The greatest casualty of the 2013 General Assembly session very well might be a bill to address liability when dogs bite, and Del. Benjamin F. Kramer said he’s working on bringing legislators back to Annapolis for a one-day special session to settle the issue.
“I think this is the one major issue that did not get resolved,” said Kramer (D-Dist. 19) of Derwood. “I’m making the case for a one-day special session.”
Kramer is drafting a letter to Gov. Martin O’Malley to request a special session to address one specific issue created by the April 2012 Maryland Court of Appeals decision in Tracey v. Solesky, which Kramer calls “ill-conceived.”
In that case, the court ruled that after a pit bull attacked a Baltimore County 10-year-old, the landlord on whose property the dog lived should be held liable, because pit bulls are “inherently dangerous.” During a special session last summer and all through this year’s regular session, legislators tried, but failed, to reach an agreement about who is liable and when after dog attacks.
“I don’t think we can leave this hanging out there indefinitely,” Kramer said.
Raquel Guillory, spokeswoman for O’Malley, said that the governor would consider Kramer’s request for a special session once he received it.
Animal advocates said this has set off a reaction from landlords, who are demanding their tenants either give up their pet pit bulls or move. Shelters are seeing an influx of pit bulls, Kramer said.
“[Landlords] are telling their tenants, ‘Either your family goes, or you go,’” Kramer said. “We’re seeing the shelters overrun with loving family pets, and they’re being euthanized.”
To stem the tide of pit bulls being brought to shelters, Kramer is suggesting that the General Assembly convene for one day to pass a bill that would return landlords to their pre-decision standard for liability.
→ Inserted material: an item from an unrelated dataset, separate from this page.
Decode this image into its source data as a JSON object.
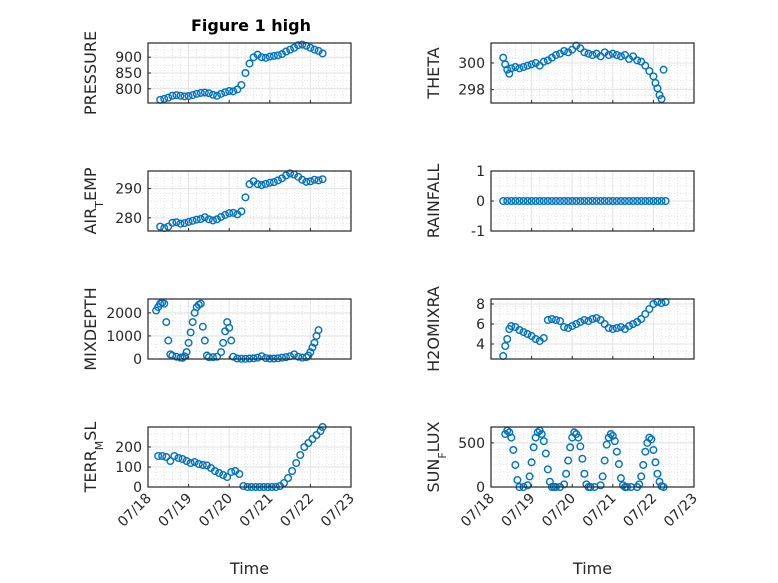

Lawmakers have all agreed that a landlord should not be held strictly liable in cases where a pit bull attacks, but could not come to a consensus about whether dog owners should be held strictly liable or not.
But for leadership tired after two special sessions in the summer of 2012, a special session is unlikely.
“A special session is going to be a challenge,” Kramer said. “But I think we could be in and out of Annapolis in a matter of hours.”
Even animal advocates concede that a special session for pit bulls is a tough sell.
“We think a special session seems unrealistic at this point,” said Raúl Arce-Contreras, a spokesman for The Humane Society of the United States. “We are, of course, still looking at all the options and working with Maryland animal advocates and legislators on a path forward.”